武官队伍里,一白袍小将出列,面如冠玉,气宇轩昂,“臣吴飒寒,参见太子殿下。”
五皇子看到他,拢在袖中的手微微一颤。
晏阙朱难掩欣赏,“吴将军少年有为,实乃我天启之幸。”
早听行止说过,吴飒寒文武双全,今日一见,相貌气度更是非凡。
下朝之后没多久,临朝便都知道失踪两年的吴家大公子,原来是去了军队打仗,此次随娄大将军归来,得了太子殿下亲口称赞,赏赐无数。
过两日,娄无衣进宫去看晏尘时,途中经过一处偏园,无意听见园中有人低声交谈,本着非礼勿扰的原则,她匆匆瞥了一眼,只看到白袍褐衣错落而列。
栖凤宫里,太子也在,看到她来便指着棋盘道,“没想到吴飒寒竟然随军去了北戎,还真是叫人意外。
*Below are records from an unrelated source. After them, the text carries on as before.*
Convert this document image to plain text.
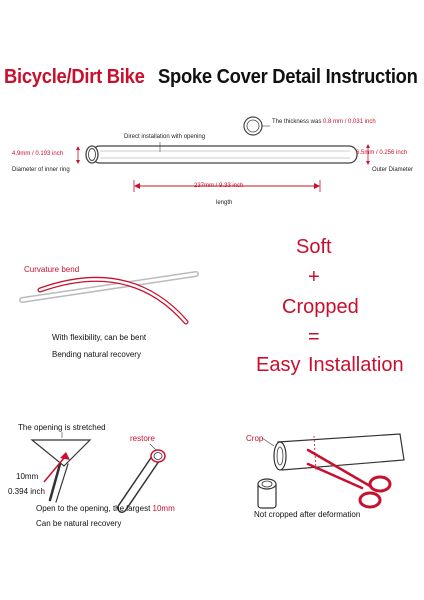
Bicycle/Dirt Bike Spoke Cover Detail Instruction
The thickness was 0.8 mm / 0.031 inch
Direct installation with opening
4.9mm / 0.193 inch
Diameter of inner ring
6.5mm / 0.256 inch
Outer Diameter
237mm / 9.33 inch
length
Curvature bend
With flexibility, can be bent
Bending natural recovery
Soft
+
Cropped
=
Easy Installation
The opening is stretched
restore
10mm
0.394 inch
Open to the opening, the largest 10mm
Can be natural recovery
Crop
Not cropped after deformation
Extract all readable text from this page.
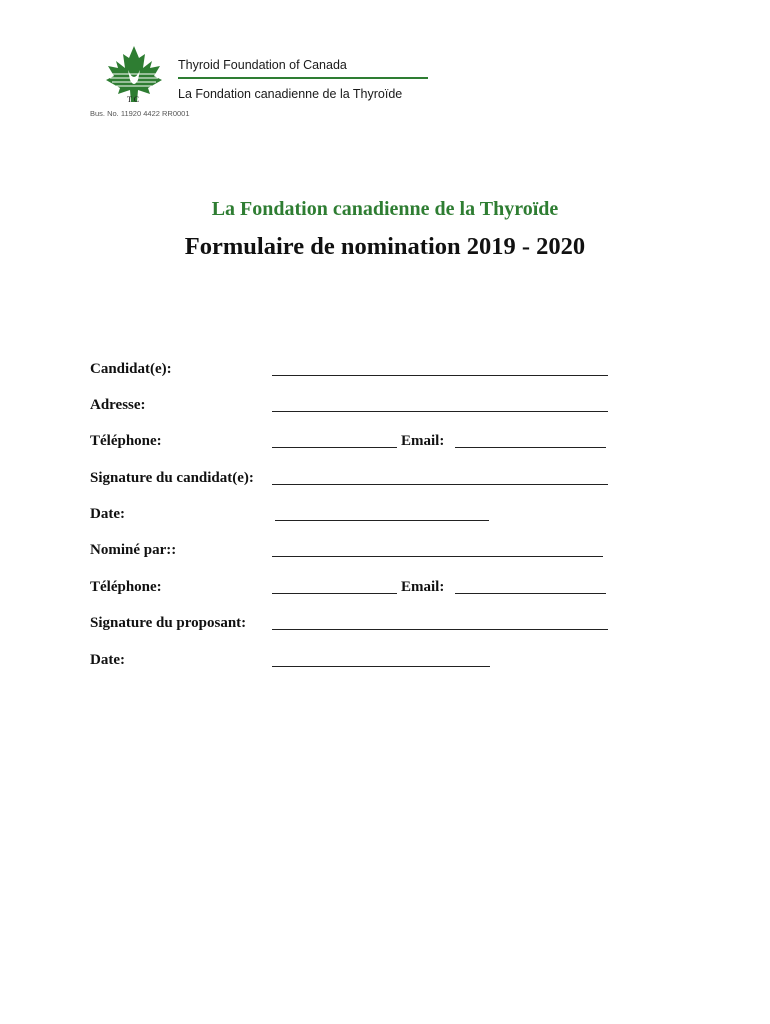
T C
Thyroid Foundation of Canada
La Fondation canadienne de la Thyroïde
Bus. No. 11920 4422 RR0001
La Fondation canadienne de la Thyroïde
Formulaire de nomination 2019 - 2020
Candidat(e):
Adresse:
Téléphone:	Email:
Signature du candidat(e):
Date:
Nominé par::
Téléphone:	Email:
Signature du proposant:
Date:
”
闻言,娄无衣脸色变了变,突然出现的变数,难说是好是坏。
“无衣,你这副神情……”
“我也说不准,”娄无衣顿了几秒,“罢了,许是我想多了吧。”
晏阙朱见她不说,也就没问,而是提起别的,“无衣,你猜的不错,那日老四认罪认的格外快,必然是打了新的主意。”
娄无衣预料之中,“接下来就看后宫有何动静。”
“我知道有什么动静,”晏尘时前面都没听到,听到这里就立马举手,“翎贵人养的那只猪死掉了,烤猪肉真的超好吃,香飘十里,但是素妃很生气,因为她吃斋念佛见不得荤腥。”
看似在讲动静,某些九皇子的口水已经吸溜吸溜,“然后翎贵人就搬到我们宫里了。”
翎贵人的厨艺比母妃还厉害,每日都有新菜,香死他了。
娄无衣好笑摇摇头,轻点他额头,“说的哪是这个动静,你呀。”
晏尘时眼睛弯了弯,感觉气氛轻松些,就着姿势抵在她肩膀,看她和太子对弈。
一局结束,愉贵妃始终不见。
晏尘时饿的肚子咕咕叫,疑惑道,“母妃不是说去侍奉父皇用完药就回来吗?怎么还不见人影。”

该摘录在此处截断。